L'histoire :
En janvier 1740, la Royal Navy britannique envoie une lettre de mission au commandant George Lord Anson. Afin de servir la guerre contre l’Espagne, il doit embarquer 500 hommes à Plymouth, puis rejoindre la côte Ouest de l’Amérique du Sud en passant le cap Horn, afin d’y nuire à un maximum de possessions espagnoles. On réclame qu’il revienne par le Pacifique, et éventuellement qu’il pille Manille (aux Philippines) au passage. Bien qu’il juge ses ordres partiellement irréalistes – notamment parce qu’on n’a mis à sa disposition que des vaisseaux de 4ème et de 6ème rang – il se sent honoré et gonflé d’orgueil par cette mission. Il a toujours eu la chance de son côté, il se sent déjà porté par le souffle de l’Histoire. En juin 1740, Anson embarque à Plymouth à bord du HMS Centurion, le vaisseau de tête de l’expédition. Mais il apprend alors que les marins et soldats qui lui étaient promis ont déjà été affectés à d’autres missions de seconde importance. Il va devoir trouver des hommes et il ne sait ni où, ni comment.

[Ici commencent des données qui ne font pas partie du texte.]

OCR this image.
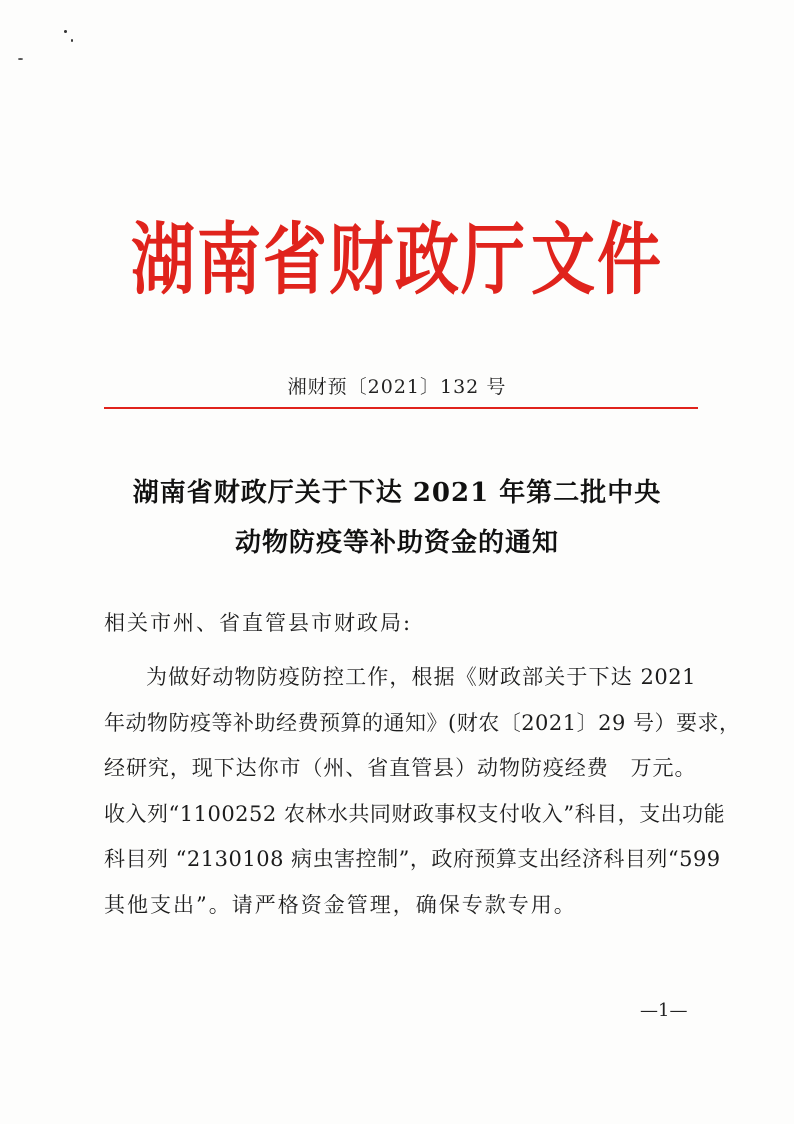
湖南省财政厅文件
湘财预〔2021〕132 号
湖南省财政厅关于下达 2021 年第二批中央
动物防疫等补助资金的通知
相关市州、省直管县市财政局:
为做好动物防疫防控工作，根据《财政部关于下达 2021
年动物防疫等补助经费预算的通知》(财农〔2021〕29 号）要求，
经研究，现下达你市（州、省直管县）动物防疫经费　万元。
收入列“1100252 农林水共同财政事权支付收入”科目，支出功能
科目列 “2130108 病虫害控制”，政府预算支出经济科目列“599
其他支出”。请严格资金管理，确保专款专用。
—1—
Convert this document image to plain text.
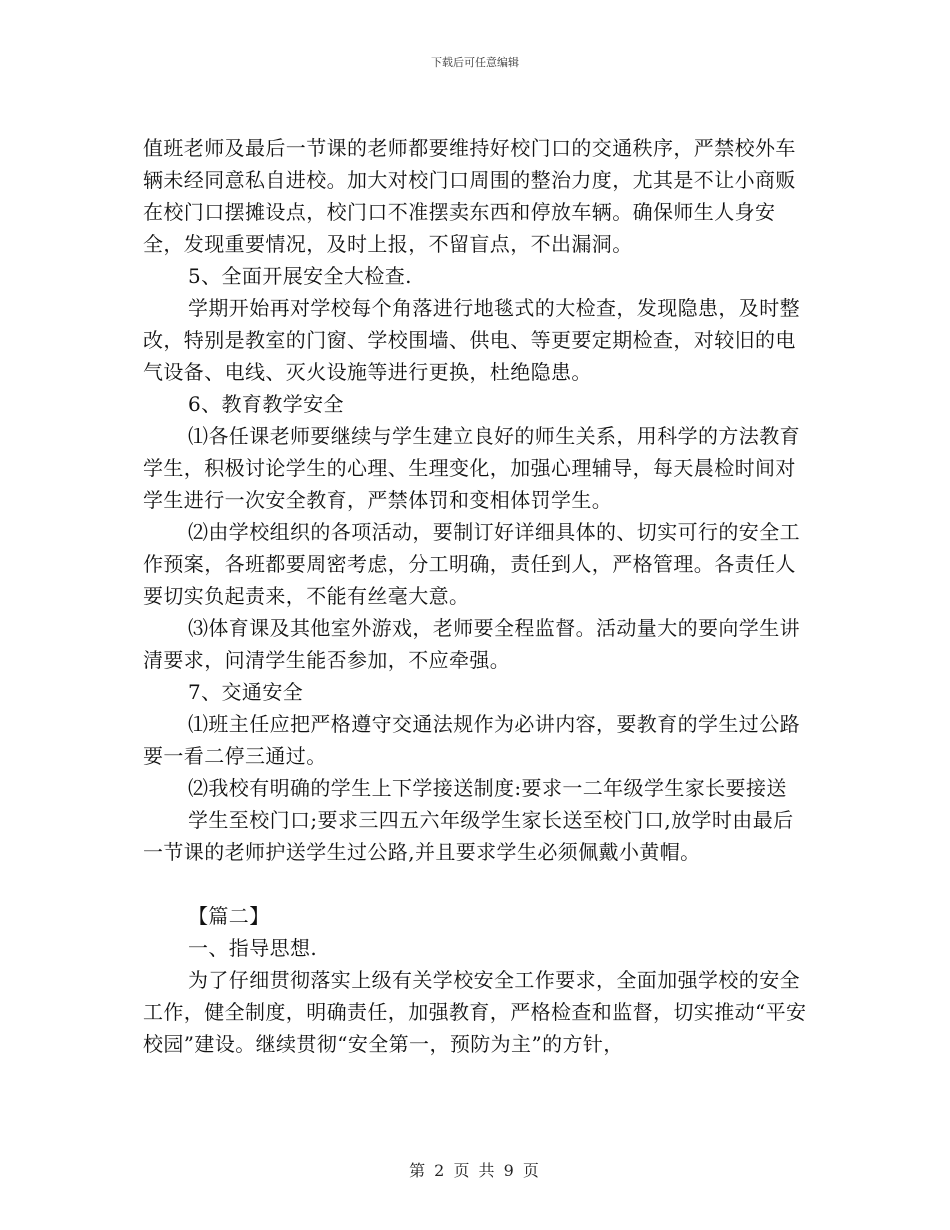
下载后可任意编辑

值班老师及最后一节课的老师都要维持好校门口的交通秩序，严禁校外车辆未经同意私自进校。加大对校门口周围的整治力度，尤其是不让小商贩在校门口摆摊设点，校门口不准摆卖东西和停放车辆。确保师生人身安全，发现重要情况，及时上报，不留盲点，不出漏洞。

5、全面开展安全大检查.

学期开始再对学校每个角落进行地毯式的大检查，发现隐患，及时整改，特别是教室的门窗、学校围墙、供电、等更要定期检查，对较旧的电气设备、电线、灭火设施等进行更换，杜绝隐患。

6、教育教学安全

⑴各任课老师要继续与学生建立良好的师生关系，用科学的方法教育学生，积极讨论学生的心理、生理变化，加强心理辅导，每天晨检时间对学生进行一次安全教育，严禁体罚和变相体罚学生。

⑵由学校组织的各项活动，要制订好详细具体的、切实可行的安全工作预案，各班都要周密考虑，分工明确，责任到人，严格管理。各责任人要切实负起责来，不能有丝毫大意。

⑶体育课及其他室外游戏，老师要全程监督。活动量大的要向学生讲清要求，问清学生能否参加，不应牵强。

7、交通安全

⑴班主任应把严格遵守交通法规作为必讲内容，要教育的学生过公路要一看二停三通过。

⑵我校有明确的学生上下学接送制度:要求一二年级学生家长要接送

学生至校门口;要求三四五六年级学生家长送至校门口,放学时由最后一节课的老师护送学生过公路,并且要求学生必须佩戴小黄帽。

【篇二】

一、指导思想.

为了仔细贯彻落实上级有关学校安全工作要求，全面加强学校的安全工作，健全制度，明确责任，加强教育，严格检查和监督，切实推动“平安校园”建设。继续贯彻“安全第一，预防为主”的方针，

第 2 页 共 9 页
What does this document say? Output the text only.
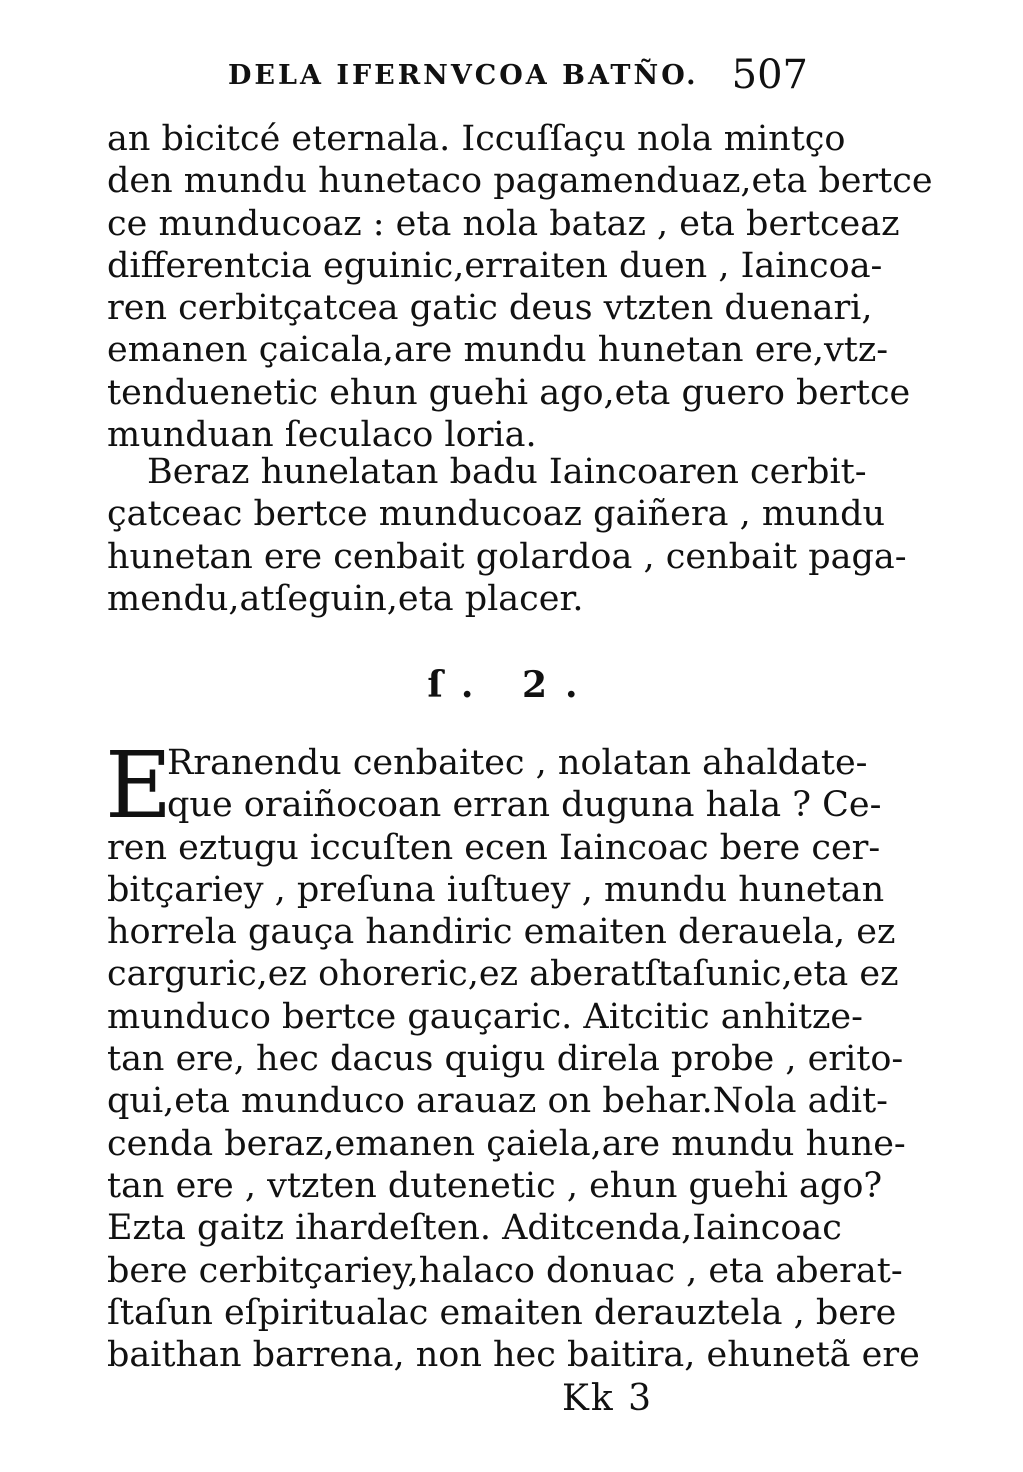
DELA IFERNVCOA BATÑO. 507
an bicitcé eternala. Iccuſſaçu nola mintço
den mundu hunetaco pagamenduaz,eta bertce
ce munducoaz : eta nola bataz , eta bertceaz
differentcia eguinic,erraiten duen , Iaincoa-
ren cerbitçatcea gatic deus vtzten duenari,
emanen çaicala,are mundu hunetan ere,vtz-
tenduenetic ehun guehi ago,eta guero bertce
munduan ſeculaco loria.
Beraz hunelatan badu Iaincoaren cerbit-
çatceac bertce munducoaz gaiñera , mundu
hunetan ere cenbait golardoa , cenbait paga-
mendu,atſeguin,eta placer.
ſ. 2.
E
Rranendu cenbaitec , nolatan ahaldate-
que oraiñocoan erran duguna hala ? Ce-
ren eztugu iccuſten ecen Iaincoac bere cer-
bitçariey , preſuna iuſtuey , mundu hunetan
horrela gauça handiric emaiten derauela, ez
carguric,ez ohoreric,ez aberatſtaſunic,eta ez
munduco bertce gauçaric. Aitcitic anhitze-
tan ere, hec dacus quigu direla probe , erito-
qui,eta munduco arauaz on behar.Nola adit-
cenda beraz,emanen çaiela,are mundu hune-
tan ere , vtzten dutenetic , ehun guehi ago?
Ezta gaitz ihardeſten. Aditcenda,Iaincoac
bere cerbitçariey,halaco donuac , eta aberat-
ſtaſun eſpiritualac emaiten derauztela , bere
baithan barrena, non hec baitira, ehunetã ere
Kk 3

Il confie cette problématique à son jeune chapelain Richard Walter, en dînant avec lui dans sa cabine le premier soir. Afin de pouvoir partir comme prévu début août, on lui envoie 500 vétérans arrachés de leur paisible retraite de Chelsea. Ces 500 vieux soldats ont certes l’expérience de tous les champs de bataille d’Europe, mais pas des voyages au long cours aux confins du monde. D’ailleurs, seule la moitié arrive à Plymouth, les autres ont préféré déserter…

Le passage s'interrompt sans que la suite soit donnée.